For a while now, I've been trying not to print out copies of papers I'm using for class. I had a Kindle DX a while back, and I tried loading PDFs of papers into it. But the page rendering was so slow it was painful, and a real problem in class itself, since finding a particular passage would simply take too long.
More recently, I've acquired a Samsung Galaxy Tab 10.1, which makes for an excellent e-reader. It has a nice, bright screen, good resolution (1280x800), and lots of memory. Plus, I can access my course web site, or JSTOR, or whatever, directly from it (and with tools like AndFTP, I can even access my servers using SFTP and public key authentication).
But as I've mentioned elsewhere, a lot of the material I've scanned for my own use is in DjVu format, so I recently found myself needing to find a DjVu reader for Android.
It turns out (unsurprisingly, really) that there are several options, but the one on which I've settled for now is EBookDroid, a free and open source (GPL'd) ereader.
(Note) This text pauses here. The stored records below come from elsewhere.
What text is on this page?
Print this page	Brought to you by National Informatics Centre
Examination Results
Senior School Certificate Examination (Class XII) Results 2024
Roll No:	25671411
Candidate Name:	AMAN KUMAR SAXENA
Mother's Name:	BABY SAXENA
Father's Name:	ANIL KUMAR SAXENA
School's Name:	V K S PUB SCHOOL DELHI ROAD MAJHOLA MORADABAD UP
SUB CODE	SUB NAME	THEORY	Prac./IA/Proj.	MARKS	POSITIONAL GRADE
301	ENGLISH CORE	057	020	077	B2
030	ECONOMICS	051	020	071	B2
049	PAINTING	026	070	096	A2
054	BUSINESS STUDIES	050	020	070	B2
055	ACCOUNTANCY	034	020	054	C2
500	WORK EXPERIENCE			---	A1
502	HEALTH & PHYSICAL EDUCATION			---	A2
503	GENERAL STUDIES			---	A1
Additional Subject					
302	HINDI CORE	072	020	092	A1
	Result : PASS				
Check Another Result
Not only does it handle DjVu, it's got a lot of other nice features, such as the ability to set lots of named bookmarks (making particular passages easy to find). But one of the nicest things about it is that it will automatically split pages, if the file you are reading happens to have facing pages on a single page, like a photocopy. And it will automatically scale pages to the content area, not to mention wash your laundry and make your dinner. An excellent tool.
I've seen some people mention that EBookDroid "hijacks" PDF links from the browser, but I have not seen this issue myself. It does register itself as one possible PDF reader, but that is all.